All Things Must Pass

Without a doubt, my favourite George Harrison song is "All Things Must Pass", both for the beautiful music, and equally for the beautiful lyrics. Here is a video of Harrison performing it live, with just his acoustic guitar.

Paul McCartney has also performed it as a tribute to his old friend, who passed away in 2001, including this version from the Concert for George in 2002, which also features the other surviving Beatle, Ringo Starr, on drums.

And finally, the album version:

The only thing that is permanent in this world is change. It's how we handle that realization that defines us.

Harrison understood that, as did some of my other favourite writers and philosophers, from different perspectives.

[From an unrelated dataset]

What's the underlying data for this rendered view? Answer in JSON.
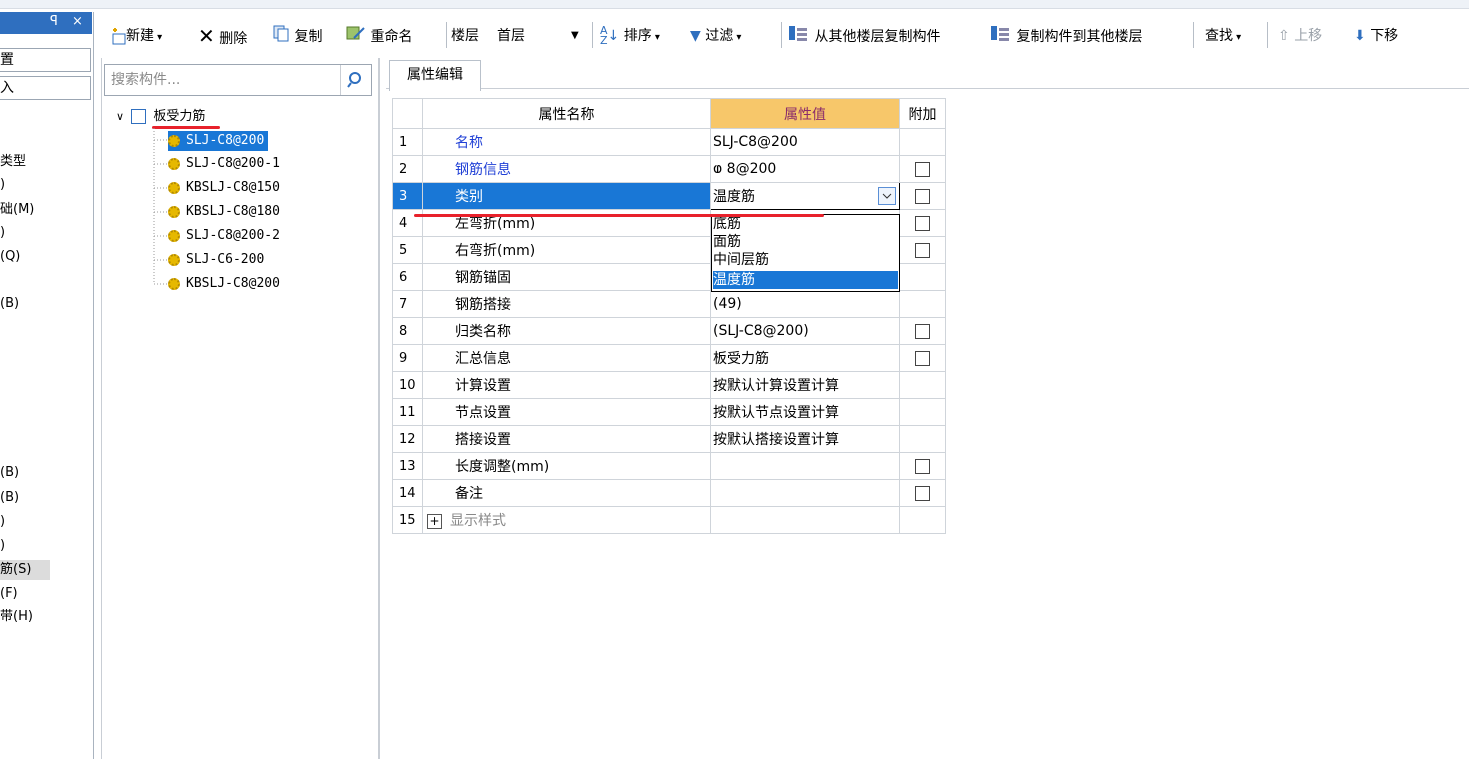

"All changes, even the most longed for, have their melancholy; for what we leave behind us is a part of ourselves; we must die to one life before we can enter another."
- Anatole France

"Without accepting the fact that everything changes, we cannot find perfect composure. But unfortunately, although it is true, it is difficult for us to accept it. Because we cannot accept the truth of transience, we suffer."
- Shunryu Suzuki

"If you would attain to what you are not yet, you must always be displeased by what you are. For where you are pleased with yourself there you have remained. Keep adding, keep walking, keep advancing."
- Saint Augustine

"Every beginning is a consequence - every beginning ends some thing."
- Paul Valéry

"Because things are the way they are, things will not stay the way they are."
- Bertold Brecht

"Every possession and every happiness is but lent by chance for an uncertain time, and may therefore be demanded back the next hour."
- Arthur Schopenhauer

My favourite quote about change, however, and our need to accept it - indeed, to embrace it - comes from W. H. Auden's poem "The Age of Anxiety":

"We would rather be ruined than changed;
We would rather die in our dread
Than climb the cross of the moment
And let our illusions die."

What does this all have to do with the paranormal, one might ask? Well, first and foremost, I think that any contact / interaction with an advanced non-human intelligence which might exist is going to require a fundamental change in how we view ourselves, both as individuals and as a collective. But this isn't anything that we should fear. Indeed, we must heed Auden's warning, and climb the cross of the moment when it comes to us. 

Harrison framed his song within the context of a break-up with a lover. I would take that metaphor and apply it to the broader picture thusly: the lover who will leave us behind is going to be our illusions about ourselves, and that's always going to be hard for people, just as it's hard when the girl you love leaves you. But that's okay, because there's always someone else out there for you, just as I think that there's something else out there for us.

All things must pass, and then we face another day.

The key is to embrace the change, and make it a better day.